I have come to believe that the most freeing acts that we can perform are acts of love expressed in life commitments. Such commitments open people to the possibility of great suffering but they also provide the possibility of a life of unselfishness centered on others, especially centered on God.

I think there is a great deal of wisdom in John Haughey’s “Should Anyone Say Forever?” (Chicago: Loyola University Press, 1975, pp.166). Haughey writes the following about free choice:

“Selfhood comes to be primarily by choosing. By failing to choose, by remaining in a constant state of indecision, a person’s spirit is vaporous and, as it were, apart from him, hovering.

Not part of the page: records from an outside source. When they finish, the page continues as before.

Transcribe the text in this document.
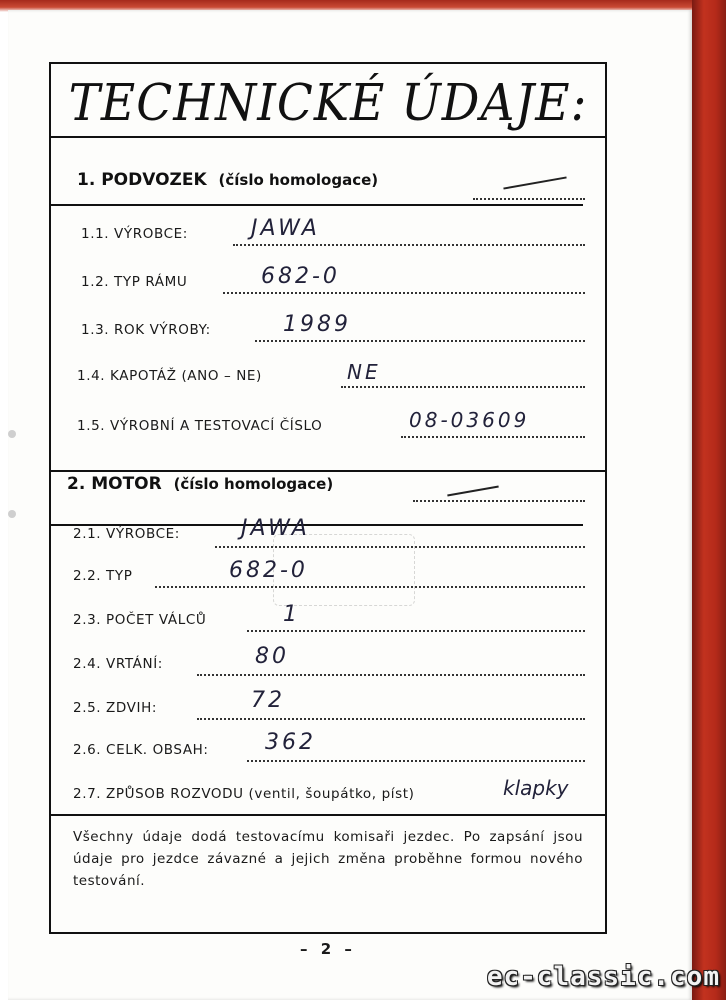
TECHNICKÉ ÚDAJE:
1. PODVOZEK (číslo homologace)
1.1. VÝROBCE:	JAWA
1.2. TYP RÁMU	682-0
1.3. ROK VÝROBY:	1989
1.4. KAPOTÁŽ (ANO – NE)	NE
1.5. VÝROBNÍ A TESTOVACÍ ČÍSLO	08-03609
2. MOTOR (číslo homologace)
2.1. VÝROBCE:	JAWA
2.2. TYP	682-0
2.3. POČET VÁLCŮ	1
2.4. VRTÁNÍ:	80
2.5. ZDVIH:	72
2.6. CELK. OBSAH:	362
2.7. ZPŮSOB ROZVODU (ventil, šoupátko, píst)	klapky
Všechny údaje dodá testovacímu komisaři jezdec. Po zapsání jsou údaje pro jezdce závazné a jejich změna proběhne formou nového testování.
– 2 –
ec-classic.com
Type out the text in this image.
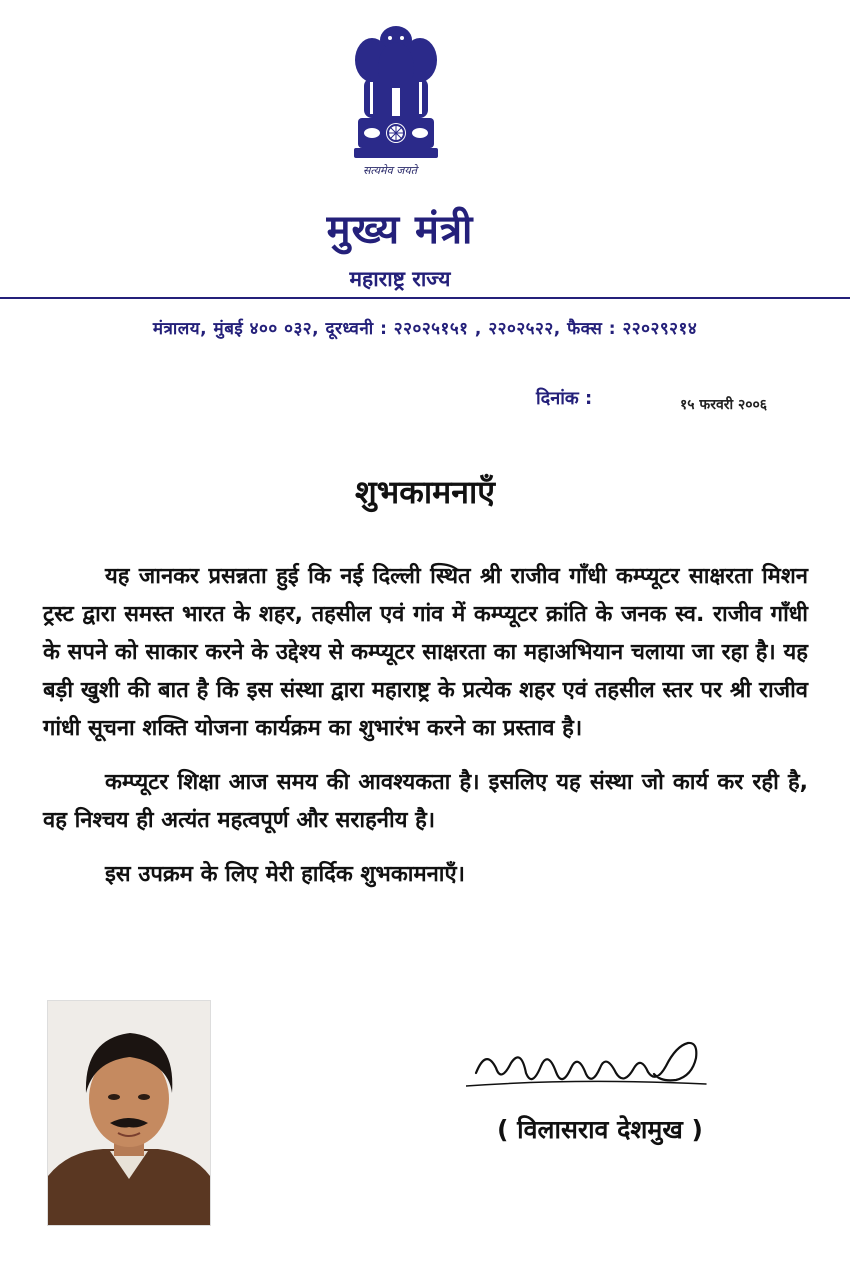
सत्यमेव जयते
मुख्य मंत्री
महाराष्ट्र राज्य
मंत्रालय, मुंबई ४०० ०३२, दूरध्वनी : २२०२५१५१ , २२०२५२२, फैक्स : २२०२९२१४
दिनांक :	१५ फरवरी २००६
शुभकामनाएँ

यह जानकर प्रसन्नता हुई कि नई दिल्ली स्थित श्री राजीव गाँधी कम्प्यूटर साक्षरता मिशन ट्रस्ट द्वारा समस्त भारत के शहर, तहसील एवं गांव में कम्प्यूटर क्रांति के जनक स्व. राजीव गाँधी के सपने को साकार करने के उद्देश्य से कम्प्यूटर साक्षरता का महाअभियान चलाया जा रहा है। यह बड़ी खुशी की बात है कि इस संस्था द्वारा महाराष्ट्र के प्रत्येक शहर एवं तहसील स्तर पर श्री राजीव गांधी सूचना शक्ति योजना कार्यक्रम का शुभारंभ करने का प्रस्ताव है।

कम्प्यूटर शिक्षा आज समय की आवश्यकता है। इसलिए यह संस्था जो कार्य कर रही है, वह निश्चय ही अत्यंत महत्वपूर्ण और सराहनीय है।

इस उपक्रम के लिए मेरी हार्दिक शुभकामनाएँ।

( विलासराव देशमुख )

“…Our choices express our self-understanding and at the same time make our self-understanding possible… By contrast, nonchoosers and half choosers are a puzzle to themselves and to others…. Their spirit has not assumed its rightful place. They live in the immature condition of wanting to ‘play everything by ear.’ …An individual who is insufficiently self-determining will find that his milieu, his family, his appetites, or any other force external to himself, usurps the place and function his own spirit should assume.

“All of this is easy to see in the early years of a person’s life when his future and selfhood are still so amorphous. But it never ceases to be true throughout a person’s life. Any time choice is called for and turned away from, the chaos of indefiniteness can reappear and one’s spirit can again become a hoverer.”

A real life commitment is certainly not a “small act of love.” Every free choice we make both reveals who we are and also creates who we are. The priest writing this column and the person reading it are both creations of their own free choices and of God’s free choices. A life commitment says who we are in a special way, a unique way. Think of the commitment made in marriage vows, in religious vows, in baptismal vows.

Some free choices are more important than others. A free life commitment has the power to form and shape a person’s life more than any other free choice. It also has special power to help people be more free.


Father Lauder is a philosophy professor at St. John’s University, Jamaica, and author of “Pope Francis’ Profound Personalism and Poverty” (Resurrection Press).